I am pretty sure there are people out there just like me who think that charcuterie is something super fancy you can only eat out at restaurants where you must also be sipping on a glass of wine. On any given day I am more interested in an IPA or wild ale over glass of wine.
While restaurants typically have a decent selection of meats and cheeses on their charcuterie menu it is always a great feeling when you can create meals just as worthy of a fancy restaurant but in the comfort of your own home. Choosing your own meats, cheeses and pickled items is highly satisfying since everything on your charcuterie board will be things you love! There will be no guilt about any uneaten pate, pickled onions or the other weird meat or cheese leftover on your board.

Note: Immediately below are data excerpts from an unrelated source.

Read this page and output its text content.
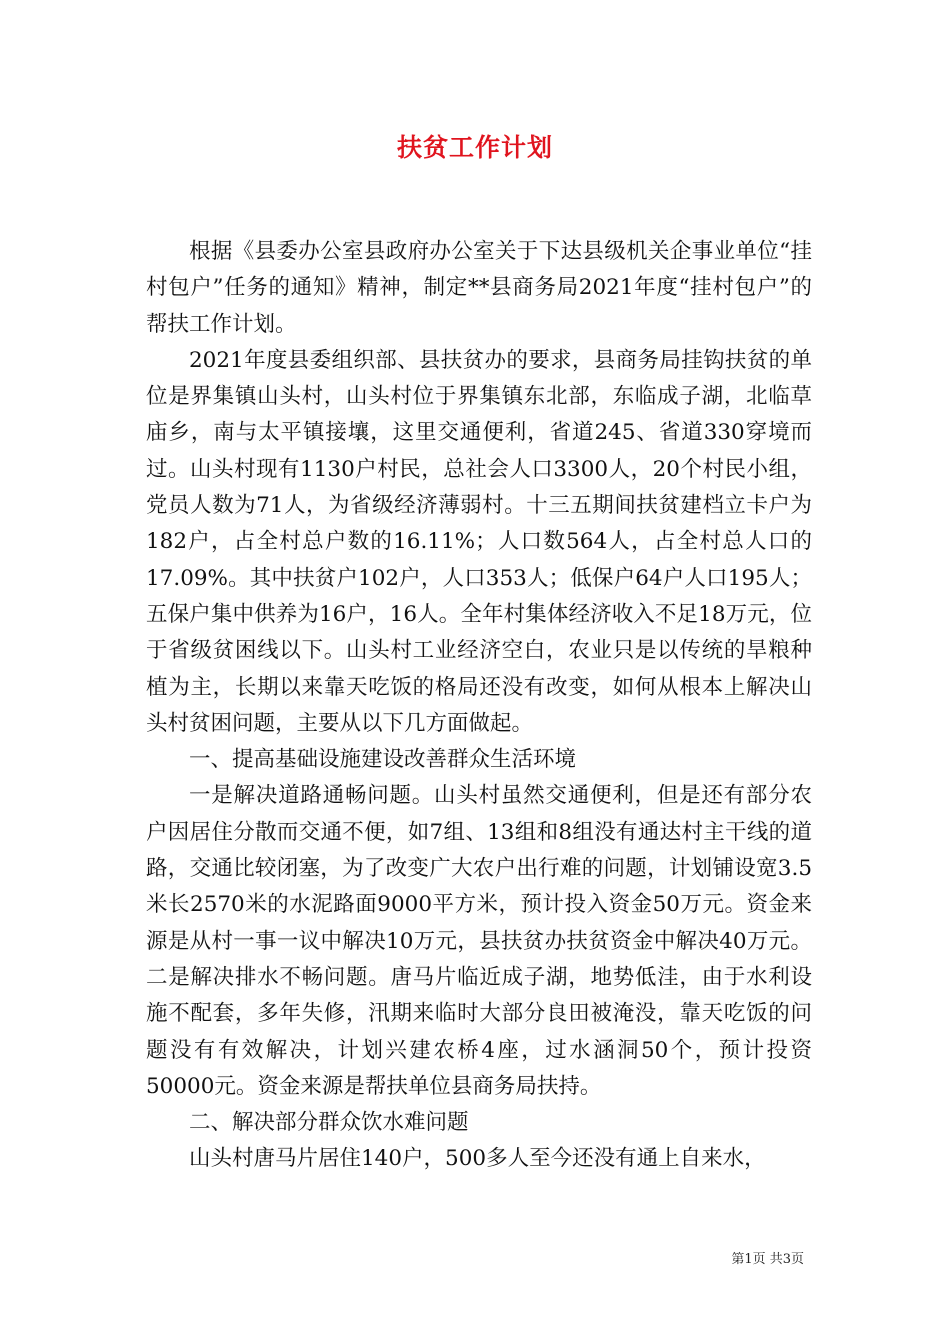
扶贫工作计划

根据《县委办公室县政府办公室关于下达县级机关企事业单位“挂村包户”任务的通知》精神，制定**县商务局2021年度“挂村包户”的帮扶工作计划。

2021年度县委组织部、县扶贫办的要求，县商务局挂钩扶贫的单位是界集镇山头村，山头村位于界集镇东北部，东临成子湖，北临草庙乡，南与太平镇接壤，这里交通便利，省道245、省道330穿境而过。山头村现有1130户村民，总社会人口3300人，20个村民小组，党员人数为71人，为省级经济薄弱村。十三五期间扶贫建档立卡户为182户，占全村总户数的16.11%；人口数564人，占全村总人口的17.09%。其中扶贫户102户，人口353人；低保户64户人口195人；五保户集中供养为16户，16人。全年村集体经济收入不足18万元，位于省级贫困线以下。山头村工业经济空白，农业只是以传统的旱粮种植为主，长期以来靠天吃饭的格局还没有改变，如何从根本上解决山头村贫困问题，主要从以下几方面做起。

一、提高基础设施建设改善群众生活环境

一是解决道路通畅问题。山头村虽然交通便利，但是还有部分农户因居住分散而交通不便，如7组、13组和8组没有通达村主干线的道路，交通比较闭塞，为了改变广大农户出行难的问题，计划铺设宽3.5米长2570米的水泥路面9000平方米，预计投入资金50万元。资金来源是从村一事一议中解决10万元，县扶贫办扶贫资金中解决40万元。二是解决排水不畅问题。唐马片临近成子湖，地势低洼，由于水利设施不配套，多年失修，汛期来临时大部分良田被淹没，靠天吃饭的问题没有有效解决，计划兴建农桥4座，过水涵洞50个，预计投资50000元。资金来源是帮扶单位县商务局扶持。

二、解决部分群众饮水难问题

山头村唐马片居住140户，500多人至今还没有通上自来水，

第1页 共3页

I partnered with Dietz & Watson to give you a walk-through on how you can create your own charcuterie board, complete with accoutrements and beer pairings. These items are all curated to my personal taste and to show you that you can create something just as beautiful and exciting as what I have made. Chef Luca atLuca Modern Italian Kitchen in Uptown Charlotte has also partnered up with Dietz & Watson to prepare a memorable meal for you and a guest for their #choosethetable series sweepstakes. Enter the Dietz & Watson #choosethetableCLT contest for your chance to win a dinner for two on Nov 11th at 6:30 using this link. You have just 12 hours left, good luck!
Dietz & Watson are known for their meats so I was excited about the opportunity to try something new. Pictured here is their genoa salami and summer sausage. I then added another Italian charcuterie favorite, prosciutto.
It is best to choose multiple styles of cheese. An herbed one, soft, hard, and medium textures. Here I have herbed goat cheese, blue cheese, smoked gouda and Dietz & Watson provolone. You could also pair a pimento or beer cheese in the mix.
Nuts, Fruit + Spreads
You can choose just about any fruits and nuts you like. It is all based on your preferences. I would also choose different types of mustards, spicy or stone ground. Then pick your favorite fruit spreads or even flavored honey.
I have recently stumbled upon spicy pickled brussel sprouts, which were my favorite to snack on in between bites of meat and cheese. In the cabinet at home I had pickled ramps and pickled okra, both are a great pairing.
You want your bread and crackers to be relatively plain with no herbs or garlic oils. They are meant to be a base for your specialty meats and cheeses, not overpower them. Choosing different shapes and sizes is the best way to make your board stand out from the rest.
Just like wine pairing you need acid to cut through the fats in meat and cheese. The right beer can accomplish the same goal. I chose three styles that I personally like that seemed to do the trick. A sour red ale, a golden saison and a chocolate-coffee porter.